In a hyper-digital age where seemingly anyone with a phone or camera of any kind can label themself a “photographer,” the art form of photography is a fantastic tool used in the hands of amateur and professionals alike to communicate their versions of reality.
Photography has become so commonplace that outside of professional or academic settings, some people take a more passive approach while observing an image and its meaning. Professionals and people studying photography will discuss an image’s meaning in terms of the different rules and elements that make up the artform, whereas other people look to them to explain the text surrounding it, or simply, as an example of the content provided. Images, it is argued, require much more active engagement in order to synthesize the text it encapsulates.
Unlike text, photographs are elusive in their meaning and intent and to that end, those things change depending on who is observing the image as well as the person who created it. The art of photography is highly interpretive, which makes it an interesting case for reflecting reality. It’s a tool that is uniquely situated to capture “reality” in a way that is true to the content photographed but highly dependent and influenced by the creator, the audience, the time period it was made, the materials used, and where it is displayed. Even something as simple as changing a lens can change the way a person’s face looks in a photo.
According to Isabel Lea, since it is highly dependent on outside factors, a “photograph is never a true representation of a scene, but a representation of how we see the world.” The rules and elements of photography themselves are situationally dependent and change meaning in different cultural contexts, but that doesn’t stop people from contributing to the artform and including images that represent their topics of interest.
Business Insider shows examples of how something as simple as changing out a lens on a camera can drastically change the photo that is produced:
Cross-cultural kids and photography
Amateur photographers may not understand the different elements and rules of photography but nevertheless choose to participate in it like the way Cross-Cultural Kids interact with their second culture. Cross-Cultural Kids are socialized to change learned behaviors in a way they are largely unconscious of and yet they still perform them as they code-switch between the different aspects of their culture and identity.
A more seasoned, professional photographer, however, takes their time to interpret scenes and work in the fundamentals in order to get a certain desired image. Professional photographers can be compared to Cross-Cultural Adults who have to actively engage with the aspects of their identity and culture that are different and consciously adapt to the new norms.
Aside from comparing people with culturally fluid identities to different levels of experienced photographers, CCKs/CCAs/TCKs/TCAs have the potential to use photography to their advantage using the skills attained from forming their identities among difference as a way of expressing the hidden identities they hold in an artistic way.
In the book, Third Culture Kids, Pollock and Van Reken say that “one way we learn our sense of identity is as the world around us mirrors back to us who we are,” and what better way to process that identity than to have people who are like you contribute to different fields in positive ways?
Photography can be used as a tool to persuade, convince, challenge, explore and express a variety of topics and identities. Photographers hold a lot of power when determining the parameters of their photos while simultaneously having no ownership over the interpretations people attribute to them. As such, it is important to critically examine photos that circulate, what they might mean depending on what is left out of the photo and especially whether the photo has been modified in any way.

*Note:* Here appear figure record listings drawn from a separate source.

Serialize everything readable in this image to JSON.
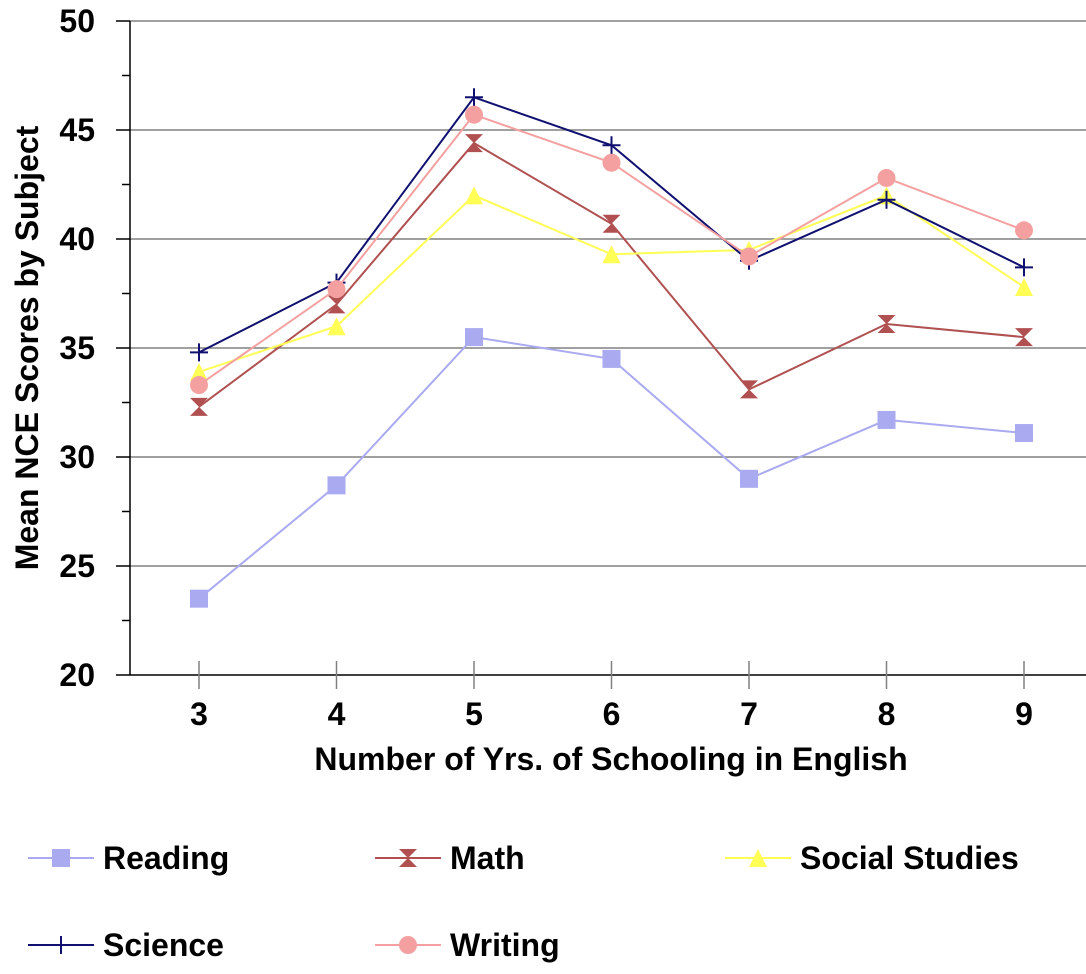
{
  "chart_data": {
    "type": "line",
    "title": "",
    "xlabel": "Number of Yrs. of Schooling in English",
    "ylabel": "Mean NCE Scores by Subject",
    "categories": [
      "3",
      "4",
      "5",
      "6",
      "7",
      "8",
      "9"
    ],
    "ylim": [
      20,
      50
    ],
    "yticks": [
      "20",
      "25",
      "30",
      "35",
      "40",
      "45",
      "50"
    ],
    "grid": true,
    "legend_position": "bottom",
    "series": [
      {
        "name": "Reading",
        "values": [
          23.5,
          28.7,
          35.5,
          34.5,
          29.0,
          31.7,
          31.1
        ],
        "color": "#aaaaf0",
        "marker": "square"
      },
      {
        "name": "Math",
        "values": [
          32.3,
          37.0,
          44.4,
          40.7,
          33.1,
          36.1,
          35.5
        ],
        "color": "#b05050",
        "marker": "hourglass"
      },
      {
        "name": "Social Studies",
        "values": [
          33.9,
          36.0,
          42.0,
          39.3,
          39.5,
          42.0,
          37.8
        ],
        "color": "#ffff55",
        "marker": "triangle"
      },
      {
        "name": "Science",
        "values": [
          34.8,
          38.0,
          46.5,
          44.3,
          39.0,
          41.8,
          38.7
        ],
        "color": "#101070",
        "marker": "plus"
      },
      {
        "name": "Writing",
        "values": [
          33.3,
          37.7,
          45.7,
          43.5,
          39.2,
          42.8,
          40.4
        ],
        "color": "#f4a0a0",
        "marker": "circle"
      }
    ]
  }
}
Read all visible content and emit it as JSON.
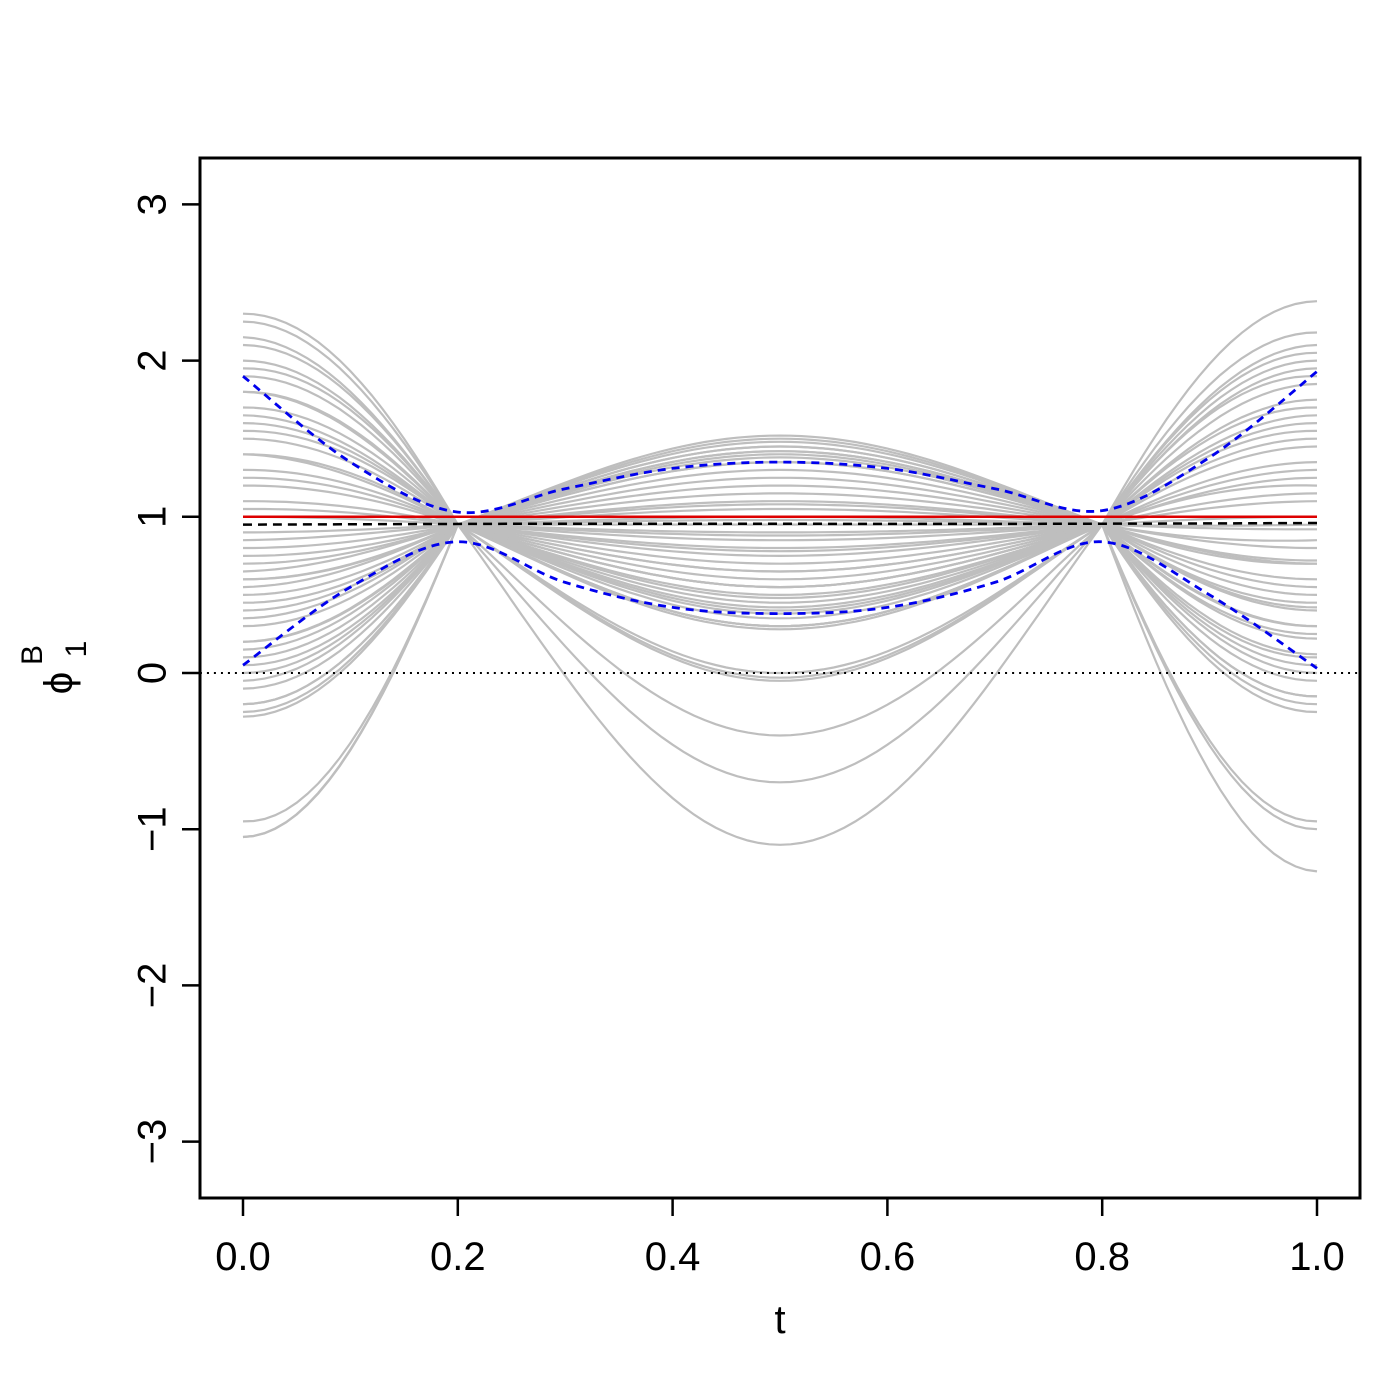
{
  "chart_data": {
    "type": "line",
    "title": "",
    "xlabel": "t",
    "ylabel": {
      "symbol": "ϕ",
      "superscript": "B",
      "subscript": "1"
    },
    "xlim": [
      0.0,
      1.0
    ],
    "ylim": [
      -3.3,
      3.3
    ],
    "x_ticks": [
      "0.0",
      "0.2",
      "0.4",
      "0.6",
      "0.8",
      "1.0"
    ],
    "y_ticks": [
      "−3",
      "−2",
      "−1",
      "0",
      "1",
      "2",
      "3"
    ],
    "grid": false,
    "legend": "none",
    "colors": {
      "bootstrap": "#bebebe",
      "truth": "#dd0000",
      "estimate": "#000000",
      "band": "#0000ee",
      "zero": "#000000"
    },
    "bootstrap_curves": {
      "description_model": "ends_value / middle_value pairs at t=0, 0.5, 1",
      "endpoints_and_middle": [
        [
          2.3,
          0.3,
          2.38
        ],
        [
          2.25,
          0.35,
          2.18
        ],
        [
          2.1,
          0.45,
          2.05
        ],
        [
          2.0,
          0.5,
          2.0
        ],
        [
          1.9,
          0.55,
          1.95
        ],
        [
          1.8,
          0.6,
          1.85
        ],
        [
          1.7,
          0.65,
          1.75
        ],
        [
          1.6,
          0.7,
          1.6
        ],
        [
          1.5,
          0.75,
          1.5
        ],
        [
          1.4,
          0.8,
          1.45
        ],
        [
          1.3,
          0.85,
          1.35
        ],
        [
          1.2,
          0.9,
          1.25
        ],
        [
          1.1,
          0.95,
          1.15
        ],
        [
          1.0,
          1.0,
          1.0
        ],
        [
          0.9,
          1.05,
          0.92
        ],
        [
          0.8,
          1.1,
          0.8
        ],
        [
          0.7,
          1.15,
          0.72
        ],
        [
          0.6,
          1.2,
          0.6
        ],
        [
          0.5,
          1.25,
          0.5
        ],
        [
          0.4,
          1.3,
          0.42
        ],
        [
          0.3,
          1.35,
          0.3
        ],
        [
          0.2,
          1.4,
          0.22
        ],
        [
          0.1,
          1.45,
          0.12
        ],
        [
          0.0,
          1.5,
          0.05
        ],
        [
          -0.1,
          1.48,
          -0.05
        ],
        [
          -0.2,
          1.52,
          -0.15
        ],
        [
          -0.28,
          1.45,
          -0.25
        ],
        [
          1.8,
          0.4,
          1.7
        ],
        [
          1.55,
          0.55,
          1.65
        ],
        [
          2.15,
          0.38,
          1.9
        ],
        [
          0.55,
          1.35,
          0.7
        ],
        [
          0.35,
          1.42,
          0.45
        ],
        [
          1.25,
          0.78,
          1.3
        ],
        [
          1.05,
          0.88,
          1.1
        ],
        [
          0.85,
          0.98,
          0.95
        ],
        [
          0.65,
          1.08,
          0.85
        ],
        [
          0.15,
          1.38,
          0.25
        ],
        [
          -0.05,
          1.42,
          0.1
        ],
        [
          1.65,
          0.48,
          1.55
        ],
        [
          1.95,
          0.42,
          2.1
        ],
        [
          0.45,
          0.3,
          0.4
        ],
        [
          0.2,
          0.28,
          0.3
        ],
        [
          1.4,
          0.3,
          1.2
        ],
        [
          -0.2,
          0.0,
          -0.15
        ],
        [
          -0.25,
          -0.03,
          -0.2
        ],
        [
          0.05,
          -0.05,
          0.0
        ],
        [
          -1.05,
          -0.4,
          -1.0
        ],
        [
          -1.05,
          -0.7,
          -0.95
        ],
        [
          -0.95,
          -1.1,
          -1.27
        ],
        [
          0.6,
          0.55,
          0.55
        ],
        [
          0.75,
          0.65,
          0.7
        ]
      ]
    },
    "series": [
      {
        "name": "",
        "role": "truth",
        "style": "solid",
        "x": [
          0.0,
          0.25,
          0.5,
          0.75,
          1.0
        ],
        "y": [
          1.0,
          1.0,
          1.0,
          1.0,
          1.0
        ]
      },
      {
        "name": "",
        "role": "estimate",
        "style": "dashed",
        "x": [
          0.0,
          0.25,
          0.5,
          0.75,
          1.0
        ],
        "y": [
          0.95,
          0.955,
          0.955,
          0.955,
          0.96
        ]
      },
      {
        "name": "",
        "role": "upper-band",
        "style": "dashed",
        "x": [
          0.0,
          0.1,
          0.2,
          0.3,
          0.4,
          0.5,
          0.6,
          0.7,
          0.8,
          0.9,
          1.0
        ],
        "y": [
          1.9,
          1.35,
          1.03,
          1.18,
          1.31,
          1.35,
          1.31,
          1.18,
          1.04,
          1.38,
          1.93
        ]
      },
      {
        "name": "",
        "role": "lower-band",
        "style": "dashed",
        "x": [
          0.0,
          0.1,
          0.2,
          0.3,
          0.4,
          0.5,
          0.6,
          0.7,
          0.8,
          0.9,
          1.0
        ],
        "y": [
          0.05,
          0.55,
          0.84,
          0.58,
          0.42,
          0.38,
          0.42,
          0.58,
          0.84,
          0.5,
          0.03
        ]
      },
      {
        "name": "",
        "role": "zero-line",
        "style": "dotted",
        "x": [
          0.0,
          1.0
        ],
        "y": [
          0.0,
          0.0
        ]
      }
    ]
  }
}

Some modifications are minor and might not change the meaning of the image while others drastically change the subject matter of the photo.
An example of this in history is during Josef Stalin’s “Great Purge” where photos were altered in order to influence the public’s perception of the USSR. When his enemies happened to disappear, so did their likeness in images they had taken with him.
Throughout history, photos have been altered in order to control different narratives just as photographers themselves form the narratives that surround their own pictures.
It is because of this that we should treat photos the same way we treat people, as multidimensional and contextually situated and look deeper to find hidden meanings or hidden diversity that might change the meaning behind their actions or, for photography, the images themselves.